Salini Impregilo nelle vesti di cavaliere bianco di Astaldi risolleva le sorti in Borsa del gruppo finito in default tecnico: +29,6% a 0,55 euro. Una rimbalzo comprensibile, dopo i tonfi dei giorni precedenti, poiché una soluzione di questa portata rappresenterebbe la salvezza per Astaldi.
Ma quale sarebbe il senso per Salini? In apparenza ci sono due grandi ostacoli a queste nozze: il fatto che Astaldi lavori molto in Italia, mentre Salini ha ridotto consapevolmente il peso delle commesse nel Belpaese al 7% dei ricavi totali; e il fatto che Astaldi abbia una parte di business dedicata alle concessioni. Settore, che Pietro Salini ha scelto di abbandonare facendone un punto chiave della strategia di cambiamento in occasione dello scontro col gruppo Gavio, che lo portò al ribaltone della compagine azionaria e alla conquista del gruppo.
In realtà, si tratta di due ostacoli «aggirabili» e il fatto che Salini abbia espresso la volontà di prendere in mano il dossier risiederebbe nella possibilità di avere comunque un tornaconto: tutelando i progetti in comune e favorendo un vasto gruppo di banche che dal fallimento di Astaldi avrebbero molto da perdere. Anche per questo ieri l'ad di Intesa Carlo Messina si è detto «favorevole all'operazione» tra le due società, vedendo Ca de' Sass nel ruolo di finanziatore e non di socio.
Secondo indiscrezioni raccolte da il Giornale, chi ha in mano il dossier starebbe studiando la possibilità di «spezzatino» delle attività e del business di Astaldi. In casa Salini potrebbero, infatti, confluire tutti gli asset legati alle costruzioni - core business di Salini - che sul fronte italiano sono quasi tutti già in comunione.

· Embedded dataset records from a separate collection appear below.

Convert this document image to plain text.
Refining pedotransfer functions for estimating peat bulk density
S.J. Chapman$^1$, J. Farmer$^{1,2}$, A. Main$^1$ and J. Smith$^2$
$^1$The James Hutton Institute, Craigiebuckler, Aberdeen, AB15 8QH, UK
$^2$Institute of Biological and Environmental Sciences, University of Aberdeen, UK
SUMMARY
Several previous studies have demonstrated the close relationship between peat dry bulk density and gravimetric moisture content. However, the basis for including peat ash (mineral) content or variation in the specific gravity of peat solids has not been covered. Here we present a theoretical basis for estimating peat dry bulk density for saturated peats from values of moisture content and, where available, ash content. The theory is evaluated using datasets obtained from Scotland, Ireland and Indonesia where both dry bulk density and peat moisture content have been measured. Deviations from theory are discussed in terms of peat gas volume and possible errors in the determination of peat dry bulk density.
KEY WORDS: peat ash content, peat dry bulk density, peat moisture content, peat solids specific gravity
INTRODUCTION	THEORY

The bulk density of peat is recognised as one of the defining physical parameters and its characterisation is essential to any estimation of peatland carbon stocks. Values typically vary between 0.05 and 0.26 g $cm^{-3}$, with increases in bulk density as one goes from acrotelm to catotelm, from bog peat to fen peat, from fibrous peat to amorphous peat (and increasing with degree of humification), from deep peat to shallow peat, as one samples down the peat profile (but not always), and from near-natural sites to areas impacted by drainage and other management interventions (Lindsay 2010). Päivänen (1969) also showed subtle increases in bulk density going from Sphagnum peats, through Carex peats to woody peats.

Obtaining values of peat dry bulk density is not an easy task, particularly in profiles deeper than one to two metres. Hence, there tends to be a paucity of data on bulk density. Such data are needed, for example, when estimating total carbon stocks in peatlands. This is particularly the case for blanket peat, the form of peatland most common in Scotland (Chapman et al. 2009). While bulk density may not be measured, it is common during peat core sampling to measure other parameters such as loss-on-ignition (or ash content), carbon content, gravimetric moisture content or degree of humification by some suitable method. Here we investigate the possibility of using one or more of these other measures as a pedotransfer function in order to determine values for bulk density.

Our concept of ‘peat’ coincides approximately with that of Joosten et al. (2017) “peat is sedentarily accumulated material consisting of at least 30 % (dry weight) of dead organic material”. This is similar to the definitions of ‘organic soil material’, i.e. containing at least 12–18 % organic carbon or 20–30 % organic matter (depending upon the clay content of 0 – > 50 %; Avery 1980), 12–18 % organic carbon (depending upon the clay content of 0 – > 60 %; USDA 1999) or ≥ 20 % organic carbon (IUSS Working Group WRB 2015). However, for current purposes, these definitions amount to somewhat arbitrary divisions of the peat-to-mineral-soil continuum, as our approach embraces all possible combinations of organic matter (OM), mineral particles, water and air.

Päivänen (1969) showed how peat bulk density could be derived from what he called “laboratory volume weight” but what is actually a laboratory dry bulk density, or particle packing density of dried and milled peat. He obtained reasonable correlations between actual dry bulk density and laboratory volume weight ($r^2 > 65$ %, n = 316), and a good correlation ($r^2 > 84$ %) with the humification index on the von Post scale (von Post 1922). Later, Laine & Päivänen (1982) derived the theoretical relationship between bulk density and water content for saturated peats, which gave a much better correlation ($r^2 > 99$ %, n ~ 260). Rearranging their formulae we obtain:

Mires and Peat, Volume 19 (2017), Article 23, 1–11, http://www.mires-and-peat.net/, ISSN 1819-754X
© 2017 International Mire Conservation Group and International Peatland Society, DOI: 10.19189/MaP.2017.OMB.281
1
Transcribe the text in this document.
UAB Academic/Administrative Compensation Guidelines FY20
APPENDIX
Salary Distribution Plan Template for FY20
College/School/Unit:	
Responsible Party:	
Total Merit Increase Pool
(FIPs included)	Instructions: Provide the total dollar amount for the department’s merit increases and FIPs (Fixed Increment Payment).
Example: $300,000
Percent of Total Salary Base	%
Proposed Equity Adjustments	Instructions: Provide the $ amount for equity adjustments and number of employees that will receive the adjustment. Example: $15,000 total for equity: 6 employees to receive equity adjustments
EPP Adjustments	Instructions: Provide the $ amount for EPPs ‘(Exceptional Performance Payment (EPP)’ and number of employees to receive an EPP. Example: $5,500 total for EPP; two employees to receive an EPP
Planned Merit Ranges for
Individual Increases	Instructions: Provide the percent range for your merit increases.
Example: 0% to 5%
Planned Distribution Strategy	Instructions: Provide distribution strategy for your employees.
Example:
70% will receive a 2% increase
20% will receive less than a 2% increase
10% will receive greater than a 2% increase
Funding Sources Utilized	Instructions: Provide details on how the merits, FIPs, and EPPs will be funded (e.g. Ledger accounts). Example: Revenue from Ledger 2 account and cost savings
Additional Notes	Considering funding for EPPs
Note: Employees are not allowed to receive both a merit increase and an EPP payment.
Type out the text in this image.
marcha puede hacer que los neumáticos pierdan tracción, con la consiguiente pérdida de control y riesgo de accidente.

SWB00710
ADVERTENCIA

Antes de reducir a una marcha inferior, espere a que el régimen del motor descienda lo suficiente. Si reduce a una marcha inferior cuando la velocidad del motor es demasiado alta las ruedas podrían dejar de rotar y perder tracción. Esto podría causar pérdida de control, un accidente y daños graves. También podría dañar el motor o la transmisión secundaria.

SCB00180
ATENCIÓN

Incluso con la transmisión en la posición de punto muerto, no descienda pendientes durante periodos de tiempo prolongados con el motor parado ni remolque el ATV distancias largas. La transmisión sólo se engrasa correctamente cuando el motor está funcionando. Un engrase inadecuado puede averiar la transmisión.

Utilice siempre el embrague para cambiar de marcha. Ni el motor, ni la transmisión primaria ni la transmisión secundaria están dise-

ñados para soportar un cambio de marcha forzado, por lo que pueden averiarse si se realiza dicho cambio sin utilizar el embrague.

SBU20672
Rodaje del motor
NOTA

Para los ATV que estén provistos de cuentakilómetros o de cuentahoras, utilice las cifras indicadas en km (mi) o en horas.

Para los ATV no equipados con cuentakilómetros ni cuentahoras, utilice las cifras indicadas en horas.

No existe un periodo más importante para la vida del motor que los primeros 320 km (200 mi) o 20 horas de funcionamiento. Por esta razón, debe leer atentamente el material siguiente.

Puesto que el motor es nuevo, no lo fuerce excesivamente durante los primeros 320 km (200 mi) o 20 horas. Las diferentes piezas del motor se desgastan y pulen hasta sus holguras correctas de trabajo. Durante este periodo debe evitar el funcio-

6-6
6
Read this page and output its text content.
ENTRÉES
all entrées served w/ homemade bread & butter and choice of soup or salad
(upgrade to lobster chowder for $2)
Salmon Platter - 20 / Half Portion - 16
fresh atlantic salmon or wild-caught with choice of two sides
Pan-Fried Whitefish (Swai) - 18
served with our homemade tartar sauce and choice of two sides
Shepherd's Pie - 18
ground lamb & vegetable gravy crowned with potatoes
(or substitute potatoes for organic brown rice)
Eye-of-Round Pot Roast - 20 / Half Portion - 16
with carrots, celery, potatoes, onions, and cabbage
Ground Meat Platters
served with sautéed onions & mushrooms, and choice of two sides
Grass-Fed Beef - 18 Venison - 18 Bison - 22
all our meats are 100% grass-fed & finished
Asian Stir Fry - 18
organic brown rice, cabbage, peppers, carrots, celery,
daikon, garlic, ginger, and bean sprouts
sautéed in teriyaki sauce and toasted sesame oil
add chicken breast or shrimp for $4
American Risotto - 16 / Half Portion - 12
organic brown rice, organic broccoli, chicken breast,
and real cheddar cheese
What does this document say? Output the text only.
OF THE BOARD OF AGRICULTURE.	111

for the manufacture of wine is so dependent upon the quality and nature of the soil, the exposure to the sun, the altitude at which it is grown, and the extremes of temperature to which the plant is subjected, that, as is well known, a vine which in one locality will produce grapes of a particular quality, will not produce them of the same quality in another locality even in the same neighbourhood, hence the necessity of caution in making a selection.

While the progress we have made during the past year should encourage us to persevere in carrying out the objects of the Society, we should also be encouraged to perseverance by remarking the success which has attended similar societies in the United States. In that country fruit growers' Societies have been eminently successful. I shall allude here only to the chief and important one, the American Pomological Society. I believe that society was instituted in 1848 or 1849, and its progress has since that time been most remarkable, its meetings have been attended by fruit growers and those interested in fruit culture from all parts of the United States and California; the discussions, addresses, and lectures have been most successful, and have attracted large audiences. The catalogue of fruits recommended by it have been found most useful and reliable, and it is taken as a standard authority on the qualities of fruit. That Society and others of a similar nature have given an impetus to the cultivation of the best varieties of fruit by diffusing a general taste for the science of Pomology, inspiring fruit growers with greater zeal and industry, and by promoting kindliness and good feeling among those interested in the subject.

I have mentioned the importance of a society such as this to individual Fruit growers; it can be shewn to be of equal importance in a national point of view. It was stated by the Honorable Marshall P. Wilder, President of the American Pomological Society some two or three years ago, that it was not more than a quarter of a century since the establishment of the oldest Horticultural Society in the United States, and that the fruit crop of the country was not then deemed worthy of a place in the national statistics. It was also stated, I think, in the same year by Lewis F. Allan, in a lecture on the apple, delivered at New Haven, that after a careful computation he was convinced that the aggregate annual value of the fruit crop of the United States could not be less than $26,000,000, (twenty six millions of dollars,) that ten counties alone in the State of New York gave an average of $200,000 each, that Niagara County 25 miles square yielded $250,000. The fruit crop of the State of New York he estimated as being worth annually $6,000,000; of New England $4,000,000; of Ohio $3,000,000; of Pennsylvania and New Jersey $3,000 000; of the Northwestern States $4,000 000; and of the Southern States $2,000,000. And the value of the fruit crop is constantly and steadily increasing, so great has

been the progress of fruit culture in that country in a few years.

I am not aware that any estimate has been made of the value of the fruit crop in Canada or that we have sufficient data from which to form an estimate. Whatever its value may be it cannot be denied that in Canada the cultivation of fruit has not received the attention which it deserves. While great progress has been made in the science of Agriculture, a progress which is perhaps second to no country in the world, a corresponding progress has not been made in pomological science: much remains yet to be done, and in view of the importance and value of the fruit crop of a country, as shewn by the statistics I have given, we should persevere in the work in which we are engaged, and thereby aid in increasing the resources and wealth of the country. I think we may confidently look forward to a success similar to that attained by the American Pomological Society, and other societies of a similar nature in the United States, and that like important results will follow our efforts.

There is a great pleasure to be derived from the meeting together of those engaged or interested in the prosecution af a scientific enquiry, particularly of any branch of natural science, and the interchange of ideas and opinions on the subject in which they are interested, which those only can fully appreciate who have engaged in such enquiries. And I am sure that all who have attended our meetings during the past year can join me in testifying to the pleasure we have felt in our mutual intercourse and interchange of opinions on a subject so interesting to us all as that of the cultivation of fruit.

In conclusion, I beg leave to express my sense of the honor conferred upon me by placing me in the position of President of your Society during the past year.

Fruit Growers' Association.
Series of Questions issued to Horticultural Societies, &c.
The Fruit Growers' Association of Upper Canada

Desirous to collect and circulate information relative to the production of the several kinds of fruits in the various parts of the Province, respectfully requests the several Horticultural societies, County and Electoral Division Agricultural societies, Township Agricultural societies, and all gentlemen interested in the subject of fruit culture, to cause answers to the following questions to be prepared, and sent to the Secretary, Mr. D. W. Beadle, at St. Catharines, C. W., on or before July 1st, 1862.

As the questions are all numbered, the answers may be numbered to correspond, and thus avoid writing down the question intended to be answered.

Quanto alle concessioni, finirebbero nella parte da «scorporare» tranne quelle per le quali la stessa Salini potrà trovare una soluzione conveniente (acquirente) e monetizzare. Gli advisor sarebbero al lavoro per mettere a punto un piano che non danneggi il cavaliere bianco. Anche sotto il profilo del debito. «Le banche - spiega una fonte - dovranno rinunciare a una parte dei loro crediti perché ovviamente sarebbe impensabile per Salini farsene carico alla luce anche di un esposizione personale che, a fine giugno, era di 1,1 miliardi». Gli analisti di Mediobanca ricordano che Astaldi «dovrebbe avere un portafoglio ordini di circa 10 miliardi, con l'Italia che conta circa il 40%. Un interesse in questi progetti «sarebbe quindi positivo sentenziano , ma un interesse per l'intera Astaldi potrebbe invece mettere in tensione il bilancio di Salini».
Il percorso di un'eventuale merger si profila comunque tortuoso: nella domanda di concordato con riserva Astaldi ha chiesto 120 giorni per produrre la proposta concordataria.
Come nel 2006, quando alla guida dell'allora Impregilo c'erano Romiti e Benetton, tutto potrebbe finire in una bolla di sapone. Intanto Salini ha annunciato un intesa per l'alta velocità in Texas e una commessa, da 253 milioni di dollari, vinta in Florida da Lane, sussidiaria del gruppo.